Trammell's case is interesting. When a player who's played his entire career in one city, in any sport, is then hired as that team's coach, he has all but guaranteed that he won't be leaving town under his own volition. How can they fire Alan Trammell? Just watch. The Packers fired Bart Starr, after all -- but only after many years of failure. But what makes Tram's situation unique is that those types rarely turn up someplace else. Kudos to Piniella for disregarding Trammell's 300 losses in three seasons as Tigers manager, realizing that not even John McGraw or Joe McCarthy could have succeeded under such conditions. Instead, Lou looked at Trammell's baseball knowledge, and rightly assumed that his time spent as a manager, despite the long odds against him, could only help him develop as a baseball bench mind.

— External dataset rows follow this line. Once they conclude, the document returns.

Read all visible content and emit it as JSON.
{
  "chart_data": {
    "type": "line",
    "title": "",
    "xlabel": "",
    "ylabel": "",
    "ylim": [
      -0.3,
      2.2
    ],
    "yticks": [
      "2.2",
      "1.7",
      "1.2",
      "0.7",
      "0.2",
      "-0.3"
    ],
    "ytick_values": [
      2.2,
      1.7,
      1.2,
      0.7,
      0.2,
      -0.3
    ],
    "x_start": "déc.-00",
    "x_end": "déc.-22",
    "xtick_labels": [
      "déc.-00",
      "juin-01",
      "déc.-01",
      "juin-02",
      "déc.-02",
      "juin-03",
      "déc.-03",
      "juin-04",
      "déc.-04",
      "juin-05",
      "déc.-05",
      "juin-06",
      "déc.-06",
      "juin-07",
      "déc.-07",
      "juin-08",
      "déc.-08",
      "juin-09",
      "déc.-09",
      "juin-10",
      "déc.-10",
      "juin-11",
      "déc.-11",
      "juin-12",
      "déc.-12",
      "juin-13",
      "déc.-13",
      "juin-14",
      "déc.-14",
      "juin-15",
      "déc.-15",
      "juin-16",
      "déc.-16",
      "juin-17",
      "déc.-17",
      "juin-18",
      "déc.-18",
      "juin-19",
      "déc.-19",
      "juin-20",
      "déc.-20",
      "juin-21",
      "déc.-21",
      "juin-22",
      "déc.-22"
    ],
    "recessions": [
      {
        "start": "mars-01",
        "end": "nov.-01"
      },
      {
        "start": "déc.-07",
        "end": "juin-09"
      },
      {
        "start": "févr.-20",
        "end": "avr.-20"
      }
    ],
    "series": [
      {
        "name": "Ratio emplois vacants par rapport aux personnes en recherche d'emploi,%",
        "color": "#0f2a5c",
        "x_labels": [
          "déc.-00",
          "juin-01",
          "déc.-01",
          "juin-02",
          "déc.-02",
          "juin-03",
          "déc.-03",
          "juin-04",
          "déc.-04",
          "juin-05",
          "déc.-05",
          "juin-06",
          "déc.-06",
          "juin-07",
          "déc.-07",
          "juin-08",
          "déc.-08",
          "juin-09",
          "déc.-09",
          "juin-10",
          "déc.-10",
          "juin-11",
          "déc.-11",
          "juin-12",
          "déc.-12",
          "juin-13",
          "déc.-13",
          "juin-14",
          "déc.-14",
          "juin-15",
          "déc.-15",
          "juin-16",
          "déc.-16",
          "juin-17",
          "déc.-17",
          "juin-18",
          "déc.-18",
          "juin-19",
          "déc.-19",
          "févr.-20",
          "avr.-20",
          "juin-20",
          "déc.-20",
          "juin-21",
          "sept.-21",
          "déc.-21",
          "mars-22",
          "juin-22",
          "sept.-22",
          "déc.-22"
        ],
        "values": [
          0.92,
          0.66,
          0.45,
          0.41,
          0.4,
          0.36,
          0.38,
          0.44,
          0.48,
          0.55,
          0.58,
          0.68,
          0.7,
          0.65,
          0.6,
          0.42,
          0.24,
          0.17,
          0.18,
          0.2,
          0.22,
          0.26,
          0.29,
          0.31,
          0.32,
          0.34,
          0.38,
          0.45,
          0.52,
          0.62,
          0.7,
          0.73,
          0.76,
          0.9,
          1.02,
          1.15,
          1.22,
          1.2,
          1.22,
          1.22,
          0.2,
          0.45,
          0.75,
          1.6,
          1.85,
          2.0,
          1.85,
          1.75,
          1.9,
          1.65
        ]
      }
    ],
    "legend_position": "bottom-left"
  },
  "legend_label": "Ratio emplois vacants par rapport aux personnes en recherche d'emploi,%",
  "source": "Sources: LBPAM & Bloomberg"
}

As for Gibson, he wasn't all that well-liked, or even respected, by certain segments of the Tigers clubhouse last season. Whispers arose that he was derisively nicknamed "Two Swings" by the internal detractors, a reference to his two famous World Series homers, off Goose Gossage and Dennis Eckersley. Maybe he has mellowed some. When I spoke to him in September about a possible feature story for MCS Magazine, he was soft-spoken but still fiercely loyal to Trammell, his old boss.

"If the Tigers had any class at all, they'd fly Tram in for Game 1 of the playoffs and let him throw out the first pitch," Gibby told me, and then he quickly agreed with me when I told him that was highly unlikely.

Yet who threw out the first pitch of Game 2 of the World Series? Alan Trammell. And HIS old boss, Sparky Anderson.

Gibson did, after all, have some clairvoyance about that. Bob Melvin might have seen that intangible when he tabbed old #23 to sit on his bench in AZ.

Maybe it's appropriate, on second thought, that Gibson should coach in Arizona. He never did shrivel from the heat.

1 comment:

Rick said...

The Diamondbacks will be wearing Red and Black now. The old colors are out.